Thursday, June 25, 2009

Let’s Cut Our Wrist and Then Burn Down Something.



I’m really fucking high right now, so if this comes off sounding crazier than usual, (or better than usual...hehe) you’ll understand why, but I had to get high. I haven’t been high for a long time now, mostly because I just can’t afford to buy any. It really hasn’t bothered me much not smoking, until the past week or so. I’ve been feeling jittery, nervous, agitated, or high-strung, as my last probation officer put it, from the moment I get up until the moment I force myself to lay down for a few hours of sleep.

I’ve had this feeling off and on over the years. When I was a teen and it would happen, I would often find myself locked up either in jail or in a nut house somewhere. That was one of the reasons I began smoking weed... To help calm me down and relax me from the agitated state that my mind often goes to for no reason. Fuck both of those places! Being locked up when I’m in this state of mind is usually never any good... I’m probably going to cut myself with the first sharp object I find or get into some altercation with those who have me incarcerated.

I’ve been trying everything short of cutting myself, or fucking with law enforcement, to bring myself out of this unsettling mood, and nothing seems to be working. So, when a friend from Tulsa called and asked me to stop by, I didn’t hesitate. I figure it’s better to be high than to commit a crime, injury myself, or do something else stupid.

I was met at the door with a 6-point beer and a hefty blunt, which I lit before I made it back to his bedroom. We sat on his bed, watching the news and discussing the latest information about Michael Jackson dieing. Half-way through the blunt, I began talking about some of my stress from the past week, and before I knew it, my stress was greatly diminished. Shit that I had been stressing over, suddenly didn’t feel like that big of deal any longer.

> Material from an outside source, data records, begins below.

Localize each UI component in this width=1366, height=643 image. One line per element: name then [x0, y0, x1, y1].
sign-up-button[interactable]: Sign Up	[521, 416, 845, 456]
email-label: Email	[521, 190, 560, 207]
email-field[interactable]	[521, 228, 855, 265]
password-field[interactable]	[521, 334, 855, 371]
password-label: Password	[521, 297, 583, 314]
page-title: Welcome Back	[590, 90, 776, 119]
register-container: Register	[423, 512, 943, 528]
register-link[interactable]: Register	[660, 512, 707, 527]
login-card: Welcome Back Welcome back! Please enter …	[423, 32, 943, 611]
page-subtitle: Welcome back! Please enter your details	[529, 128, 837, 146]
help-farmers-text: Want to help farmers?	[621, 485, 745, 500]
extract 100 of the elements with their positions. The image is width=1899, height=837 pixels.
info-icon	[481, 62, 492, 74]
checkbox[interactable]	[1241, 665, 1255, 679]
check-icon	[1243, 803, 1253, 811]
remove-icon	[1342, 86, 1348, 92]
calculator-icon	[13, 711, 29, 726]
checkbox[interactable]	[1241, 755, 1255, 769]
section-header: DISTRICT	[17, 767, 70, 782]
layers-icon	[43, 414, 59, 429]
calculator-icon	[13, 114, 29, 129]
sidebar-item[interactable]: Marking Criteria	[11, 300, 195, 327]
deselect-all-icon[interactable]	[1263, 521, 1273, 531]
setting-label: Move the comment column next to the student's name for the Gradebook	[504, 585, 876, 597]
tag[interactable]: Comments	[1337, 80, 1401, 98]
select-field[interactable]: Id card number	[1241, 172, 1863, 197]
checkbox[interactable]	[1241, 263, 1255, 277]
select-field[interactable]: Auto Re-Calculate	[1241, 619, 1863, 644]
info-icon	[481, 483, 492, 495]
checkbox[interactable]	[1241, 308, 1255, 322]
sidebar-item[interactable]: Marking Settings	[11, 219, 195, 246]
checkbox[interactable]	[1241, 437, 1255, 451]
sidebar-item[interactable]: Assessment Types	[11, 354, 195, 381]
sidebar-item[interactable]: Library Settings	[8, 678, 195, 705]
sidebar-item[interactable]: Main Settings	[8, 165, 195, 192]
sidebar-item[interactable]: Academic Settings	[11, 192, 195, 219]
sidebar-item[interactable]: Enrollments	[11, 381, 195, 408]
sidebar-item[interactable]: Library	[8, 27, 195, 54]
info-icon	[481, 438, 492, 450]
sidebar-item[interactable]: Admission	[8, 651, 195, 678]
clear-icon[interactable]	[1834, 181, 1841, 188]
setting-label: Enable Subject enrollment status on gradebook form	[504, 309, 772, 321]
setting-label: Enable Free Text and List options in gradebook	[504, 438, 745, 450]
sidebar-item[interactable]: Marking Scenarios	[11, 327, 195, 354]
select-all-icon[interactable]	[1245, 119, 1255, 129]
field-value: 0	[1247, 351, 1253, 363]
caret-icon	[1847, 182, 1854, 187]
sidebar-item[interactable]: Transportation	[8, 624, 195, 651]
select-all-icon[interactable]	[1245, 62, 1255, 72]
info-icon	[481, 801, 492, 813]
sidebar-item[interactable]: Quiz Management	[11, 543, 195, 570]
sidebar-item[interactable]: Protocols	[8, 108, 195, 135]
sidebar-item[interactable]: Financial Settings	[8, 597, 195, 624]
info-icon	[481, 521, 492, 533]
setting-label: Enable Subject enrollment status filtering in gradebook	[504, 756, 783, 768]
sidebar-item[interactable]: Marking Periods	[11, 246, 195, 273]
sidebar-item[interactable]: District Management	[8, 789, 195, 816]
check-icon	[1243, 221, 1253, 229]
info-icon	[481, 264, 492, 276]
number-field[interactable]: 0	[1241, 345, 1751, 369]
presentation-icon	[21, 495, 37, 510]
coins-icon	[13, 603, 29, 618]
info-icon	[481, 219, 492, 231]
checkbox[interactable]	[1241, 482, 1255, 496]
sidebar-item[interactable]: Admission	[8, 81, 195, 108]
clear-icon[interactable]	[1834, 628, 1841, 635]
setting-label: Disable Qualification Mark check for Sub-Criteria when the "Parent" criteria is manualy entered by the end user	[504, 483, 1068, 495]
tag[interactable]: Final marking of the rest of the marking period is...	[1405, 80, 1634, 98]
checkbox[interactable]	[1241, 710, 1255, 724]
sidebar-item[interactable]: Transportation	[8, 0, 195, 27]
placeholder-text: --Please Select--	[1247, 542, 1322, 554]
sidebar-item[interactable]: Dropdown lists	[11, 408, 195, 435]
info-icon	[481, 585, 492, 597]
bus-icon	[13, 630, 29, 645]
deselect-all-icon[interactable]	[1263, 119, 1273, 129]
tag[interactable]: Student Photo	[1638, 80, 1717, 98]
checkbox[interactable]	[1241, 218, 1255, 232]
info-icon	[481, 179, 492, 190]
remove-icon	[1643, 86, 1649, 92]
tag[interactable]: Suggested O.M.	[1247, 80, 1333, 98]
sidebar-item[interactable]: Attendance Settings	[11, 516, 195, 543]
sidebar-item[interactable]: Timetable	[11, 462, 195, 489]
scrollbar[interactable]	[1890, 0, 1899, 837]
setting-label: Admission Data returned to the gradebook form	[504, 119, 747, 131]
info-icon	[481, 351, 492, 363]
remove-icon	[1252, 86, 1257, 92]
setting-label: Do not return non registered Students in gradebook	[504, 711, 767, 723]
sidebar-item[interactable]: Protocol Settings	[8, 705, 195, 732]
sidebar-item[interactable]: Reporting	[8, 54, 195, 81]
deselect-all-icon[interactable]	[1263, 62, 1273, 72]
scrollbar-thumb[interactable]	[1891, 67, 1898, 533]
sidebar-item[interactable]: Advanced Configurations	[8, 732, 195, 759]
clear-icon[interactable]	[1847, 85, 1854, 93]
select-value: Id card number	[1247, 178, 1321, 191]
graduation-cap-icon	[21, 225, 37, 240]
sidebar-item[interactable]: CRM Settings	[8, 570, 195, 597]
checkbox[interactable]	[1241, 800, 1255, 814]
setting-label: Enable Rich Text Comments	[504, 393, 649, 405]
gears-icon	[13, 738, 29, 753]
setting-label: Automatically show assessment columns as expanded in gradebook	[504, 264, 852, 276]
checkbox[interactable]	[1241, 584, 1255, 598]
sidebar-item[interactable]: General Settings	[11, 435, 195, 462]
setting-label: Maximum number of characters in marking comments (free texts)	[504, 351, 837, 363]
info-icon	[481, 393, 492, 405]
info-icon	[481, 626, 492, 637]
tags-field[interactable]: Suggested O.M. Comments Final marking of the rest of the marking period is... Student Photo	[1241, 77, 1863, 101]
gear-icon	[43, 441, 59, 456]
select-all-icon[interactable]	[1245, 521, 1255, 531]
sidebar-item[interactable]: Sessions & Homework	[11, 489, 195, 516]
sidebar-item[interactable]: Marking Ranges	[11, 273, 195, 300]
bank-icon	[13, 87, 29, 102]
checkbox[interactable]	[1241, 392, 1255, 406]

I FORGOT all my problems.. hehe.

A couple hours later, in possession of a limited amount of marijuana, (in case the stress returns), I cautiously made my way through Borg territory, and safely through the front door to my nicely chilled home. After relaxing for a little while, I managed to get some laundry done, and the house straightened to acceptable standards. Next, I called my little friend, and of course she told me to come right over.

The effects of the blunt still lightly lingered, so when we smoked a bowl, my high kicked right back in to a nice and relaxed state. If only this shit was legal there would probably be a lot less killing in this world. I mean, think about it... For me... If I’m high, I’m engrossed in other thoughts, I’m not angry or thinking about smashing in someone’s face.


If you don’t light up the darkness, you’ll always being living in the shadows.